Improving observability with metadata

Metadata is ubiquitous to information technology. The first description of "meta data" for computer systems is purportedly noted by MIT's David Griffel and Stuart McIntosh in 1967. Initially, the main purpose of metadata was to find the physical location of data from punch cards and tapes on a shelf and, later, on disk drives and folders as digital technology progressed. In a nearly boundless telemetry database the physical location of things tends to be less important to the user although we can consider things like account IDs and named environments (for example, QA, DEV, Prod) as logical proxies for physical organization.

At its core, telemetry data is really just a series of numbers. Some represent counts, some magnitudes, and sometimes a qualitative string that denotes a condition like OK, PASS, FAIL. Some values are higher than they were an hour ago and some lower. That's the nature of time series data of which New Relic is mainly constituted. Without some ability to analyze telemetry data by comparing and contrasting like or unlike groups, our ability to make informed data-driven decisions is almost non-existent. At the very top-most level all of New Relic’s standard agents will at least group telemetry under a common application name and ID. That is necessary but not sufficient for modern observability. This blog explains how metadata is useful, how metadata can be managed in New Relic and what a simple standard for entity metadata may look like.

Why we need metadata

At the highest level metadata will help you:

Find entities and telemetry when you know the characteristics of interest but may not know all of the associated entities or records (or they are too numerous to analyze as one large set).
Visualize entities and telemetry by characteristics of interest. Helps see the relative size of the groups and visualize anomalies when group sizes don’t seem right.
Route and respond to workflows based on the tag of associated entities.
Plan activities and assess compliance of different entities (for example, ensure all of a team’s servers have upgraded to the latest Linux version)
Report high level business and organization KPIs to know which areas of business are doing well or need improvement.

One example of a real-world observability use case using tags is a scenario where we notice that an application is suddenly throwing a high number of errors. We may already have an incident workflow setup with the right tagging schema we can know

Which team owns this entity (reach out to them if necessary)
Which individual(s) is responsible for the code repo (invite them to an incident war room)
Which operational region is impacted (triage business impact, regional SLA/compliance)
Which business unit is impacted (triage the business impact, incident cost per hour)

Approach 1: Tagging for entity organization

Tags are automatically applied to entities in some cases, from the following sources:

Account metadata
New Relic agent context
OpenTelemetry agent context
Infra agent context

There are several ways of viewing and interacting with tags in New Relic. The simplest way is to click on the tags icon in one of our curated views such as APM. This icon also shows you the number of associated tags.

You can then view all the tags and even manually add additional ones.

For a more holistic view you can use the entity explorer to filter and group by entities (including built in ones such as “entity type”).

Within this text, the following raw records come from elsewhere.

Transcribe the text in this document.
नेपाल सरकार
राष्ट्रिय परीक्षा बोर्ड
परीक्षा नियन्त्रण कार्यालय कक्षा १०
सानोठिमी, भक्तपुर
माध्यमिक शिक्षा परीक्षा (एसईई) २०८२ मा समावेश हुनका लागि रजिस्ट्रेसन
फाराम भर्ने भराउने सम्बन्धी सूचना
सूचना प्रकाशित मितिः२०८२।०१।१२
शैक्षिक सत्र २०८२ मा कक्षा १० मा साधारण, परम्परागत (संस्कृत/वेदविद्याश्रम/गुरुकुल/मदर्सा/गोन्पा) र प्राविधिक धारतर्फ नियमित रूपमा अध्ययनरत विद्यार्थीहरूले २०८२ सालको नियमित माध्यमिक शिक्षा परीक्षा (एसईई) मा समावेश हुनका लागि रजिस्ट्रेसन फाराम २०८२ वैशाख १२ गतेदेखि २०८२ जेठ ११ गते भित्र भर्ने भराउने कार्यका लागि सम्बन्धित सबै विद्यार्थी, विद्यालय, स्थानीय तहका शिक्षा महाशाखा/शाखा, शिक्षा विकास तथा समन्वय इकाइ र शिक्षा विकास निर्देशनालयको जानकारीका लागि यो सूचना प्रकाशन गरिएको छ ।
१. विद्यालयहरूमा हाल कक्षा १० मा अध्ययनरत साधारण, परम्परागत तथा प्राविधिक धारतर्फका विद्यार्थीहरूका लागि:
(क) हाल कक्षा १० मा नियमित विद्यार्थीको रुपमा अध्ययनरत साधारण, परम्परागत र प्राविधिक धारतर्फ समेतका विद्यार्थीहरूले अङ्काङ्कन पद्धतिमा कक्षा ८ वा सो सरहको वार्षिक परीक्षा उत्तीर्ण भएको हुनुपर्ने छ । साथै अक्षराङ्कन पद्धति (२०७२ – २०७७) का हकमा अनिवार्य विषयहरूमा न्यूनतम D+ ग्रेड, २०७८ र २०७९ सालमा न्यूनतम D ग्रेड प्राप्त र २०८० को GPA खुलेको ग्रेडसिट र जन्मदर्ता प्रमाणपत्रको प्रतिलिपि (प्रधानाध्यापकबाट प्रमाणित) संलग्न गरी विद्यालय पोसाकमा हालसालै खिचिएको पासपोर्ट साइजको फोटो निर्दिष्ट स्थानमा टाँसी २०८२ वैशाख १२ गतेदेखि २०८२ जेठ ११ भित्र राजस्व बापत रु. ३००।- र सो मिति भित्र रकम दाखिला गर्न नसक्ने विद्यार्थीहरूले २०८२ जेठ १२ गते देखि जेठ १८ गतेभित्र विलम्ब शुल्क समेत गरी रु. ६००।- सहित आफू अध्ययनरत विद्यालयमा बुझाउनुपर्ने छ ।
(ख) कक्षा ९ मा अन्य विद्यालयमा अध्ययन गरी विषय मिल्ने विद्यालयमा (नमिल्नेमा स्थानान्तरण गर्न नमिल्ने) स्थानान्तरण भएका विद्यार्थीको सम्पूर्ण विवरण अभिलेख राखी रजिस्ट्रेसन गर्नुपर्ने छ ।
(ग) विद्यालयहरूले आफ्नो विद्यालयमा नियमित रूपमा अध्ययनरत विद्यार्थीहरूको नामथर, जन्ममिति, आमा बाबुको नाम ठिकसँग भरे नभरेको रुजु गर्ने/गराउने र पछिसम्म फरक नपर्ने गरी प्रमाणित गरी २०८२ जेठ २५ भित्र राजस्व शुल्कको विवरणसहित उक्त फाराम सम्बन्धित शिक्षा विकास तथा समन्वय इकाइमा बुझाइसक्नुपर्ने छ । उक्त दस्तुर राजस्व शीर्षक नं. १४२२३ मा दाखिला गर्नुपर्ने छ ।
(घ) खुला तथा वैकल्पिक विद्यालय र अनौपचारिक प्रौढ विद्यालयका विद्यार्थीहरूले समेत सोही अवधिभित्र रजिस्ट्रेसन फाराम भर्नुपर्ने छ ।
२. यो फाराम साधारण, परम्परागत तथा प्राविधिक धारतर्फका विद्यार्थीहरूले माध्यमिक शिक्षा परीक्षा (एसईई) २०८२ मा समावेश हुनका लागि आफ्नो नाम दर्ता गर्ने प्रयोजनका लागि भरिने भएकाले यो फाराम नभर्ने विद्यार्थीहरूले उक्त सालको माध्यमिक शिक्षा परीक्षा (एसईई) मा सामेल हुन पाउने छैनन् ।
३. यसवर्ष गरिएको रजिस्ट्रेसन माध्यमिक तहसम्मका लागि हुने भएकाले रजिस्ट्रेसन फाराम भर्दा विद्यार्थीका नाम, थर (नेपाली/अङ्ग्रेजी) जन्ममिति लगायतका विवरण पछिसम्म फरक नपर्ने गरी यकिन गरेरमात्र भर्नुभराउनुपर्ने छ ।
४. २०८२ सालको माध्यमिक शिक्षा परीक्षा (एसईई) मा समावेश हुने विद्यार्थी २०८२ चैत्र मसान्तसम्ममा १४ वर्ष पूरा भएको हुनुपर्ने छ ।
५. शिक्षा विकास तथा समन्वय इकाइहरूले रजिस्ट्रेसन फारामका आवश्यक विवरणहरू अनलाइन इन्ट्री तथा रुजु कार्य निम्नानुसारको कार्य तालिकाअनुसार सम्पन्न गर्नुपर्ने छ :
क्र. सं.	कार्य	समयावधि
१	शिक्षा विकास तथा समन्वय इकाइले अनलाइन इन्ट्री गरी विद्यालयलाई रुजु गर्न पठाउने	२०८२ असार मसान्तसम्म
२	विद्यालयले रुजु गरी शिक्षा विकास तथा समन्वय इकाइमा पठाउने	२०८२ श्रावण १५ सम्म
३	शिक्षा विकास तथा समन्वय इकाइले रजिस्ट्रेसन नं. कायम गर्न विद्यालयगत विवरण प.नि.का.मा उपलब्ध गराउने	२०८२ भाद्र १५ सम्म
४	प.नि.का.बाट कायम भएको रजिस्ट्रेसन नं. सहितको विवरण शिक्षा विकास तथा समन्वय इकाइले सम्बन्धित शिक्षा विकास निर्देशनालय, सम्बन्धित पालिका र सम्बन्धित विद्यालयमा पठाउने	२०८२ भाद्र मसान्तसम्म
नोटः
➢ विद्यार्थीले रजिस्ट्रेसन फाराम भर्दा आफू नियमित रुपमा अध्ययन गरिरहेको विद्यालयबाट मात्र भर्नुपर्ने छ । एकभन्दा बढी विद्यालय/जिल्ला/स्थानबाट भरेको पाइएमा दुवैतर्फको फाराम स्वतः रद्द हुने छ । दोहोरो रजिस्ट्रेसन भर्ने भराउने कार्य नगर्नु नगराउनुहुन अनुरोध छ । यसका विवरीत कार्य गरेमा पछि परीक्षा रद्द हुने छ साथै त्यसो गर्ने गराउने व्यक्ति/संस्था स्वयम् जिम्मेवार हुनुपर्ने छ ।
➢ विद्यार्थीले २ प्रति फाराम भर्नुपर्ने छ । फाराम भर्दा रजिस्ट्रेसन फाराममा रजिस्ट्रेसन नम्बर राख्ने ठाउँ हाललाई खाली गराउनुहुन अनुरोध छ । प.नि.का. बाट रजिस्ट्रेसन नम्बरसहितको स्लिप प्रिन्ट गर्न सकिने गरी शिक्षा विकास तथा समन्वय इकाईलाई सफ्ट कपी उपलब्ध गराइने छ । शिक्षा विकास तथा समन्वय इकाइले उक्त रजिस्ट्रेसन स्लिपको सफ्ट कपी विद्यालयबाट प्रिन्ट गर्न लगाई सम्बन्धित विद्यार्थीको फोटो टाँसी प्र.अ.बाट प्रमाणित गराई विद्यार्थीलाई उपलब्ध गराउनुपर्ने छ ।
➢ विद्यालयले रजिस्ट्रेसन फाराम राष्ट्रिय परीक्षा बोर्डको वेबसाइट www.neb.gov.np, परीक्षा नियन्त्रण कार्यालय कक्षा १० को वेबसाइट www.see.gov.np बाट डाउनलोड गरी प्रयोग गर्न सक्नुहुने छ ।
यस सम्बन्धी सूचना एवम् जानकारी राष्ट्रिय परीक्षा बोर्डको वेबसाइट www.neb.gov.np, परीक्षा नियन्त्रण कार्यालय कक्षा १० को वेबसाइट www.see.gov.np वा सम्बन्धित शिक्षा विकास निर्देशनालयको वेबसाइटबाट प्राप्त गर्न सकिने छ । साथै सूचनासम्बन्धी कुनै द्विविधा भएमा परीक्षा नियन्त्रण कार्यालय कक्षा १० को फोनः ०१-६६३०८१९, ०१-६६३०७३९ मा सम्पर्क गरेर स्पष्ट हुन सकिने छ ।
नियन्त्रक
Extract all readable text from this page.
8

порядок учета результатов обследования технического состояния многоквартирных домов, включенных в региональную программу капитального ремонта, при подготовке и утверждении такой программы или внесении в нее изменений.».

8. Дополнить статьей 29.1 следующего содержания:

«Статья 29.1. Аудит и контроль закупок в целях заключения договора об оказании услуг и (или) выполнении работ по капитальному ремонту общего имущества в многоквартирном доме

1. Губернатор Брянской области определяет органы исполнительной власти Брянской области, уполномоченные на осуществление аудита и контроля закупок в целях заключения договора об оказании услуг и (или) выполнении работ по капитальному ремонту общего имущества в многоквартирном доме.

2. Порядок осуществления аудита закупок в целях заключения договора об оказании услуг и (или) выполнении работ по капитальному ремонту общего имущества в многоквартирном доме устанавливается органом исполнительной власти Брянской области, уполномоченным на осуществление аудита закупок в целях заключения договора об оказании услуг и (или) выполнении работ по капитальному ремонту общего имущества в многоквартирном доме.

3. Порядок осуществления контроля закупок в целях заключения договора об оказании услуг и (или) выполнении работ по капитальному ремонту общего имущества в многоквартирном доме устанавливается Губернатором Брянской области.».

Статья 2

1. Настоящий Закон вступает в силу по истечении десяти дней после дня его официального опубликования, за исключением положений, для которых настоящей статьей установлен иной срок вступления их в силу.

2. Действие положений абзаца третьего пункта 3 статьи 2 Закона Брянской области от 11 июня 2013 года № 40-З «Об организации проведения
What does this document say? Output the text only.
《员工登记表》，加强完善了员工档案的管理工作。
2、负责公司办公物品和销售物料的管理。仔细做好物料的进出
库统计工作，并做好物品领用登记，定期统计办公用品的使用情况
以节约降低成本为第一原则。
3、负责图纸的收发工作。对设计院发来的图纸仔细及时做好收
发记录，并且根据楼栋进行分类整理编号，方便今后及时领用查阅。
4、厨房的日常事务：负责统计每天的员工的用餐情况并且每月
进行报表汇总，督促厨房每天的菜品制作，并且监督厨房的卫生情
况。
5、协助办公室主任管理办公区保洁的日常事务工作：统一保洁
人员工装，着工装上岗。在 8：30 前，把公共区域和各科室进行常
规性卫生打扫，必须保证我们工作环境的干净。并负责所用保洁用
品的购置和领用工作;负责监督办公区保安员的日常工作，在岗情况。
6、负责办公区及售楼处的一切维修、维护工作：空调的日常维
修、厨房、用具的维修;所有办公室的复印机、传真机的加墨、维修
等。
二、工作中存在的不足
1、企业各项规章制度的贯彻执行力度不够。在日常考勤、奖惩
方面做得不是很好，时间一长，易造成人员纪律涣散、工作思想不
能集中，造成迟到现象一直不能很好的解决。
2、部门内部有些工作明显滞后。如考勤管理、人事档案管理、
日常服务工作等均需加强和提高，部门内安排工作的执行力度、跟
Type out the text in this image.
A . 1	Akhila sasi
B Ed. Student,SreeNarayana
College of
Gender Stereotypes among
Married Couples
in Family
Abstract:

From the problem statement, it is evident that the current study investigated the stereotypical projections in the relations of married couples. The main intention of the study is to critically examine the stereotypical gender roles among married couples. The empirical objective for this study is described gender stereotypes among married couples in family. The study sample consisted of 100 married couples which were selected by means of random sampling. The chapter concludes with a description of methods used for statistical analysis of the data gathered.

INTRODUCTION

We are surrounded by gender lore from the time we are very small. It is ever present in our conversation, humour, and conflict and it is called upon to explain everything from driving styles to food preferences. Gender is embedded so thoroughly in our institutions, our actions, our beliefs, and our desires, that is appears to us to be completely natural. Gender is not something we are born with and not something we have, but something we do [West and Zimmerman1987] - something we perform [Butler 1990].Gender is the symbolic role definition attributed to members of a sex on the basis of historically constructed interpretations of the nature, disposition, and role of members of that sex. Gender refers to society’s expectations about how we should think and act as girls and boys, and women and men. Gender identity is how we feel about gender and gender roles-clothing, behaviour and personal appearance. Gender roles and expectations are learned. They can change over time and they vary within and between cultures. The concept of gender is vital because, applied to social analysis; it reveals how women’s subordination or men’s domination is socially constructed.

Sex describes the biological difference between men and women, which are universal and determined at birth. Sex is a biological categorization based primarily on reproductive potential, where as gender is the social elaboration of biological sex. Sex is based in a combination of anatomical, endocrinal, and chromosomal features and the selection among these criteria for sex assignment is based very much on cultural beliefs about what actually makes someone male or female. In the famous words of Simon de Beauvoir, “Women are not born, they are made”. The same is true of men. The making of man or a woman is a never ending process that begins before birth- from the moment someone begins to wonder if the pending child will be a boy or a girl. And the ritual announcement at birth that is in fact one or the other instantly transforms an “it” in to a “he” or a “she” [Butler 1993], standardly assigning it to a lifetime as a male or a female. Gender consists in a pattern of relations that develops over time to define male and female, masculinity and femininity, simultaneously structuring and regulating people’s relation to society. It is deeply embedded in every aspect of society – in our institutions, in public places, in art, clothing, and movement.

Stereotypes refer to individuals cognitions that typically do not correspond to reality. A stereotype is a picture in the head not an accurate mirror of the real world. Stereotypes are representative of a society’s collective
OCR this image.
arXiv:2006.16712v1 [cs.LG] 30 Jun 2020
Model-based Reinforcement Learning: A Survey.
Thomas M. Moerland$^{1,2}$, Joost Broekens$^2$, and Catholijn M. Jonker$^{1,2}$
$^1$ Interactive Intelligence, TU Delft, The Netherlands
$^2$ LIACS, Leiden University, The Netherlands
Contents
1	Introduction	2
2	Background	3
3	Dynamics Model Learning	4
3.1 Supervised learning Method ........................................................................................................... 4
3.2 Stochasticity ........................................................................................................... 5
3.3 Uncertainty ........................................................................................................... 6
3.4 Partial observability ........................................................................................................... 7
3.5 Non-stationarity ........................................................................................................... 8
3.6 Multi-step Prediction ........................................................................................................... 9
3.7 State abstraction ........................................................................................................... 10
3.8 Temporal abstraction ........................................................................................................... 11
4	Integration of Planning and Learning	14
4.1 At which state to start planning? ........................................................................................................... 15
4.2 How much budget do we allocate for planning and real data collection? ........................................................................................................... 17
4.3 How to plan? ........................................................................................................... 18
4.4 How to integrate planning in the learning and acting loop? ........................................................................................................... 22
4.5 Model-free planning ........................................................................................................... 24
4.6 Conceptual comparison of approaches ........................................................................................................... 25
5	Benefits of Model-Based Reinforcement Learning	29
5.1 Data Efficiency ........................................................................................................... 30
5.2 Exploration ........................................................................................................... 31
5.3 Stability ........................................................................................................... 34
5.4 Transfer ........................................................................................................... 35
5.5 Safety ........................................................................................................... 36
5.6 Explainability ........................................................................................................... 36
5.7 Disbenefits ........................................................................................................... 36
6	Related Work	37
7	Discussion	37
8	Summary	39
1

Using the entity explorer to filter and group by entities

For standard entity types like APM, it’s possible to incorporate tags into the New Relic Query Language (NRQL) queries. This blurs the lines between simple data organization and analytics. For example, the following query can show us the number of transaction errors associated with specific teams. Tags that are available in NRQL are prefaced with “tags”:

FROM TransactionError select count(*) facet tags.Team

The result will appear as any other attribute facet would.

`Team`	`Count`
`TeamECOMMERCE`	`Count6`

It's clear that one of the most valuable uses for tags is making data more actionable. As shown above, the idea of “routing” incidents or attention can be done more effectively when we know certain things about who owns the code or how to deal with issues.

Most teams will tend to stop after tagging their team name and environment, but there’s no reason we can’t add more context such as a tag for “help-channel”.

In addition to visualizing these tags, they can be included into incident payloads as part of New Relic’s incident workflow. You can find more information on the variety of uses for tags in our docs.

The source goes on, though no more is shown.